Connection Between Epigenome, Selective Mutability, Evolution, and Human Disease
Li, Harris et al., PLoS Genetics
Researchers at the Baylor College of Medicine and elsewhere propose a "connection between the epigenome, selective mutability, evolution, and human disease" based on the findings of their study on associations of structural mutability with germline DNA methylation and with non-allelic homologous recombination mediated by low-copy repeats. "Combined evidence from four human sperm methylome maps, human genome evolution, structural polymorphisms in the human population, and previous genomic and disease studies consistently points to a strong association of germline hypomethylation and genomic instability," the Baylor-led team writes.
A Beef with Publishers
At The Crux blog, Mike Taylor — a dinosaur paleobiologist at the University of Bristol in the UK — says that academic publishing is "in a horrible mess," and that authors and publishers have increasingly antagonistic relationships.
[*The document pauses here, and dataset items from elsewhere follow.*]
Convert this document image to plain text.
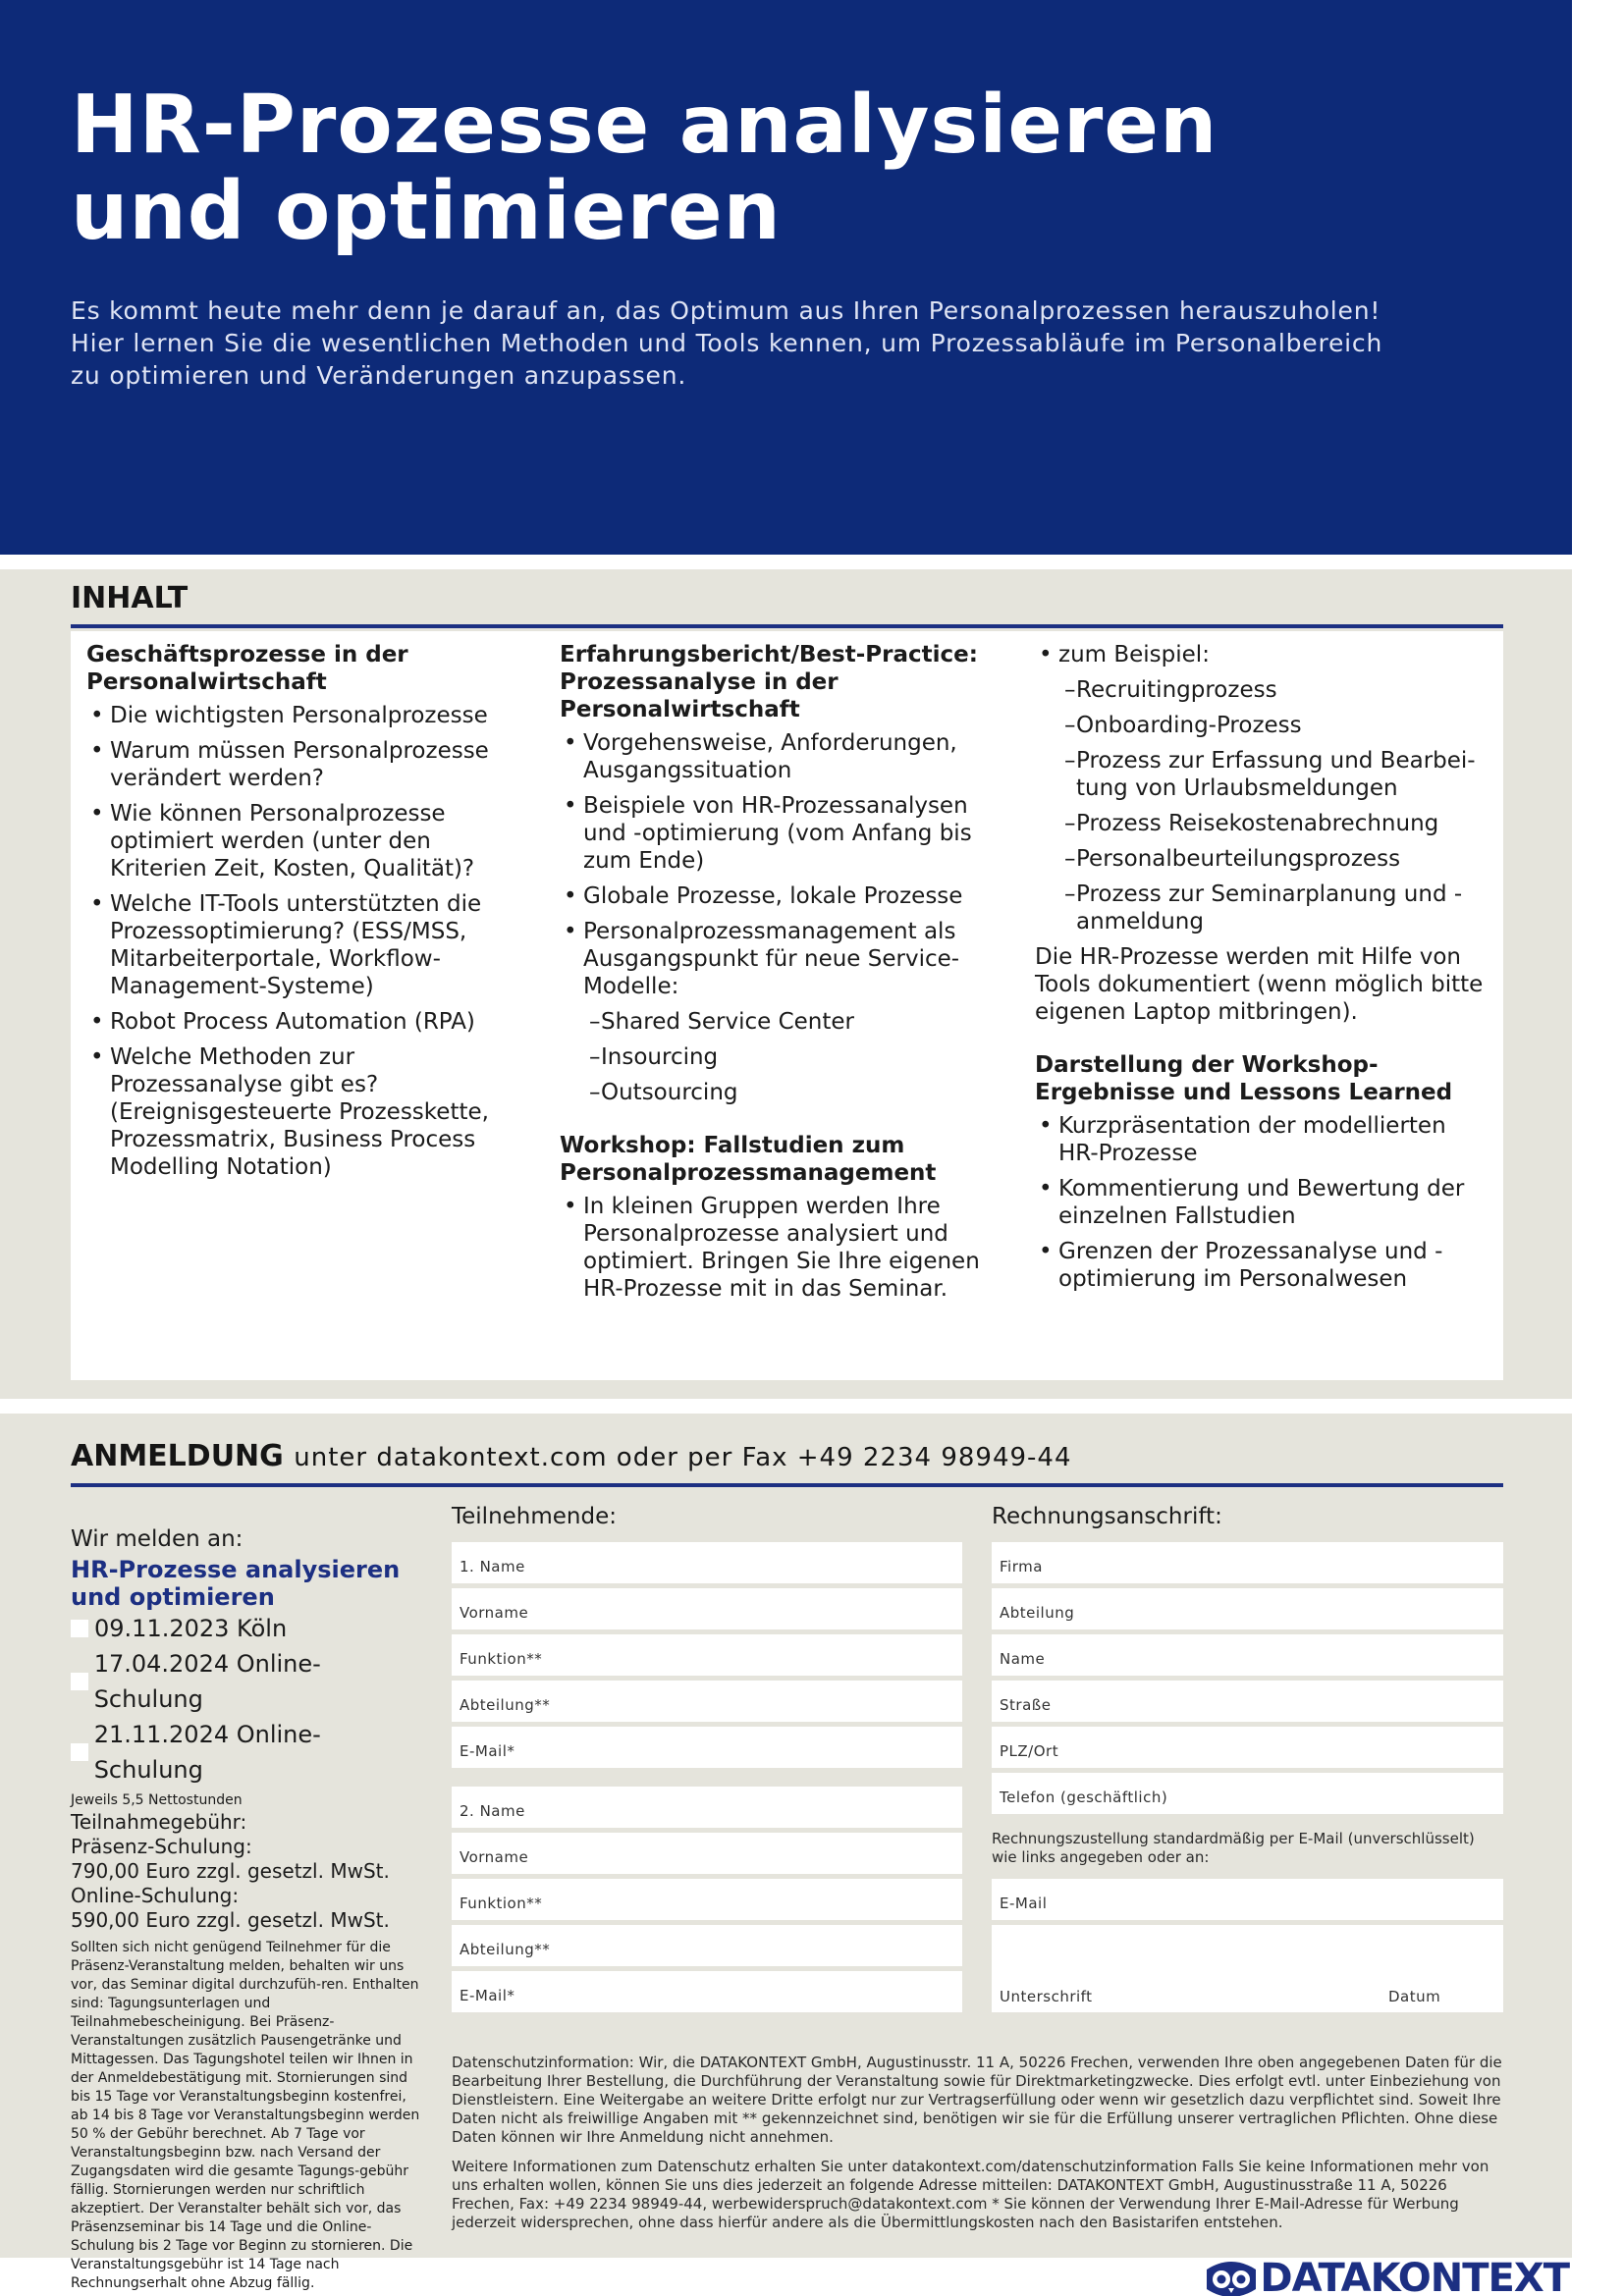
HR-Prozesse analysieren
und optimieren
Es kommt heute mehr denn je darauf an, das Optimum aus Ihren Personalprozessen herauszuholen!
Hier lernen Sie die wesentlichen Methoden und Tools kennen, um Prozessabläufe im Personalbereich
zu optimieren und Veränderungen anzupassen.
INHALT
Geschäftsprozesse in der Personalwirtschaft
• Die wichtigsten Personalprozesse
• Warum müssen Personalprozesse verändert werden?
• Wie können Personalprozesse optimiert werden (unter den Kriterien Zeit, Kosten, Qualität)?
• Welche IT-Tools unterstützten die Prozessoptimierung? (ESS/MSS, Mitarbeiterportale, Workflow-Management-Systeme)
• Robot Process Automation (RPA)
• Welche Methoden zur Prozessanalyse gibt es? (Ereignisgesteuerte Prozesskette, Prozessmatrix, Business Process Modelling Notation)
Erfahrungsbericht/Best-Practice: Prozessanalyse in der Personalwirtschaft
• Vorgehensweise, Anforderungen, Ausgangssituation
• Beispiele von HR-Prozessanalysen und -optimierung (vom Anfang bis zum Ende)
• Globale Prozesse, lokale Prozesse
• Personalprozessmanagement als Ausgangspunkt für neue Service-Modelle:
– Shared Service Center
– Insourcing
– Outsourcing
Workshop: Fallstudien zum Personalprozessmanagement
• In kleinen Gruppen werden Ihre Personalprozesse analysiert und optimiert. Bringen Sie Ihre eigenen HR-Prozesse mit in das Seminar.
• zum Beispiel:
– Recruitingprozess
– Onboarding-Prozess
– Prozess zur Erfassung und Bearbei-tung von Urlaubsmeldungen
– Prozess Reisekostenabrechnung
– Personalbeurteilungsprozess
– Prozess zur Seminarplanung und -anmeldung

Die HR-Prozesse werden mit Hilfe von Tools dokumentiert (wenn möglich bitte eigenen Laptop mitbringen).

Darstellung der Workshop-Ergebnisse und Lessons Learned
• Kurzpräsentation der modellierten HR-Prozesse
• Kommentierung und Bewertung der einzelnen Fallstudien
• Grenzen der Prozessanalyse und -optimierung im Personalwesen
ANMELDUNG unter datakontext.com oder per Fax +49 2234 98949-44
Wir melden an:
HR-Prozesse analysieren und optimieren
09.11.2023 Köln
17.04.2024 Online-Schulung
21.11.2024 Online-Schulung
Jeweils 5,5 Nettostunden
Teilnahmegebühr:
Präsenz-Schulung:
790,00 Euro zzgl. gesetzl. MwSt.
Online-Schulung:
590,00 Euro zzgl. gesetzl. MwSt.
Sollten sich nicht genügend Teilnehmer für die Präsenz-Veranstaltung melden, behalten wir uns vor, das Seminar digital durchzufüh-ren. Enthalten sind: Tagungsunterlagen und Teilnahmebescheinigung. Bei Präsenz-Veranstaltungen zusätzlich Pausengetränke und Mittagessen. Das Tagungshotel teilen wir Ihnen in der Anmeldebestätigung mit. Stornierungen sind bis 15 Tage vor Veranstaltungsbeginn kostenfrei, ab 14 bis 8 Tage vor Veranstaltungsbeginn werden 50 % der Gebühr berechnet. Ab 7 Tage vor Veranstaltungsbeginn bzw. nach Versand der Zugangsdaten wird die gesamte Tagungs-gebühr fällig. Stornierungen werden nur schriftlich akzeptiert. Der Veranstalter behält sich vor, das Präsenzseminar bis 14 Tage und die Online-Schulung bis 2 Tage vor Beginn zu stornieren. Die Veranstaltungsgebühr ist 14 Tage nach Rechnungserhalt ohne Abzug fällig.
Teilnehmende:
1. Name
Vorname
Funktion**
Abteilung**
E-Mail*
2. Name
Vorname
Funktion**
Abteilung**
E-Mail*
Rechnungsanschrift:
Firma
Abteilung
Name
Straße
PLZ/Ort
Telefon (geschäftlich)
Rechnungszustellung standardmäßig per E-Mail (unverschlüsselt) wie links angegeben oder an:
E-Mail
Unterschrift	Datum
Datenschutzinformation: Wir, die DATAKONTEXT GmbH, Augustinusstr. 11 A, 50226 Frechen, verwenden Ihre oben angegebenen Daten für die Bearbeitung Ihrer Bestellung, die Durchführung der Veranstaltung sowie für Direktmarketingzwecke. Dies erfolgt evtl. unter Einbeziehung von Dienstleistern. Eine Weitergabe an weitere Dritte erfolgt nur zur Vertragserfüllung oder wenn wir gesetzlich dazu verpflichtet sind. Soweit Ihre Daten nicht als freiwillige Angaben mit ** gekennzeichnet sind, benötigen wir sie für die Erfüllung unserer vertraglichen Pflichten. Ohne diese Daten können wir Ihre Anmeldung nicht annehmen.
Weitere Informationen zum Datenschutz erhalten Sie unter datakontext.com/datenschutzinformation Falls Sie keine Informationen mehr von uns erhalten wollen, können Sie uns dies jederzeit an folgende Adresse mitteilen: DATAKONTEXT GmbH, Augustinusstraße 11 A, 50226 Frechen, Fax: +49 2234 98949-44, werbewiderspruch@datakontext.com * Sie können der Verwendung Ihrer E-Mail-Adresse für Werbung jederzeit widersprechen, ohne dass hierfür andere als die Übermittlungskosten nach den Basistarifen entstehen.
DATAKONTEXT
The Cost of Knowledge boycott — the refusal of more than 6,000 researchers to write, edit, or review articles for Elsevier because of the publisher's support for the Research Works Act — illustrates this new tense relationship, Taylor says.
While issues like RWA were the "immediate triggers" of the anger, they aren't the real cause. "Now there are no technical barriers to access, the only way publishers can charge for it is by making barriers: paywalls. So we have a huge and tragic disconnect: what publishers want — barriers — is the exact opposite of what authors want — universal access. It’s authors vs. publishers," he adds.